In den Schmollwinkel zurückgezogen haben sich offensichtlich Prinz Edward und seine Gemahlin Sophie. Weil die Queen ihre Familienmitglieder von Nebentätigkeiten abhalten will, wollen die beiden angeblich nicht mehr repräsentieren.


Prinz Edward und Frau Sophie: Bis Jahresende keine Termine mehr?
DPA

Prinz Edward und Frau Sophie: Bis Jahresende keine Termine mehr?

London - Der jüngste Sohn der britischen Königin Elizabeth, Prinz Edward, und dessen Frau Sophie befinden sich angeblich im Streik. Nach einem Bericht der Sonntagszeitung "The Observer" finden sich im Terminkalender des Königshauses keinerlei Einträge mehr - bis zum Jahresende. Die offizielle Untätigkeit sei ein Protest dagegen, dass das Königshaus die Erwerbstätigkeit der "minderen Royals" stärker als bisher kontrollieren wolle.

"Ein Außenstehender könnte zu dem Schluss kommen, der Graf und die Gräfin von Wessex seien im Streik. Wir können dazu nichts sagen", zitiert das Blatt einen Sprecher des Buckingham-Palasts. Das Paar erhält jedes Jahr 141.000 Pfund (rund 437.000 Mark) Steuergelder aus den Zuwendungen an die Königin.

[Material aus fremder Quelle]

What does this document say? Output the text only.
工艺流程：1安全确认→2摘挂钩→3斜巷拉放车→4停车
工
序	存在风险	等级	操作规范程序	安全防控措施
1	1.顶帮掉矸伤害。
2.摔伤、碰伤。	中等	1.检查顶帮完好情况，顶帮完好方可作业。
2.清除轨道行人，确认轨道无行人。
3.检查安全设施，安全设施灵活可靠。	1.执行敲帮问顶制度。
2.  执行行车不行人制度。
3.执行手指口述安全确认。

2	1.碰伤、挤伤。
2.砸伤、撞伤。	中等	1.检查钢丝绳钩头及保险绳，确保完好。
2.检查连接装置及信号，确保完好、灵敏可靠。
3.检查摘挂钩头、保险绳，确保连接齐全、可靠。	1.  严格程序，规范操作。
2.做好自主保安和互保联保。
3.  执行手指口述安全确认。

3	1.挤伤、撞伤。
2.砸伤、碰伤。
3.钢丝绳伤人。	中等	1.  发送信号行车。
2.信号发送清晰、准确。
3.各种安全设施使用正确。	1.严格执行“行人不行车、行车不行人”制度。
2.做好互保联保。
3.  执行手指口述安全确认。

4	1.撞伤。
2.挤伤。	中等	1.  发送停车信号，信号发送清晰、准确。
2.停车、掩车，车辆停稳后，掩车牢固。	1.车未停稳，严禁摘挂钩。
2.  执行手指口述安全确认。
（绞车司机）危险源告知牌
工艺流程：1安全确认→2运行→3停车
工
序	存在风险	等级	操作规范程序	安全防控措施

Edward und dessen Frau waren ins Rampenlicht der Öffentlichkeit geraten, als Sophie Wessex, Inhaberin einer Public-Relations-Firma, im Gespräch mit einem als Kunden posierenden Journalisten über britische Politiker herzog. Eine Untersuchungskommission, eingesetzt von der Königin, empfahl den Mitgliedern des Königshauses größere Zurückhaltung bei Privatgeschäften.

Fleißigstes Mitglied des Königshauses ist wie immer Prinzessin Anne: Die Tochter der Königin ist bis Jahresende bei 166 Terminen in offizieller Mission unterwegs.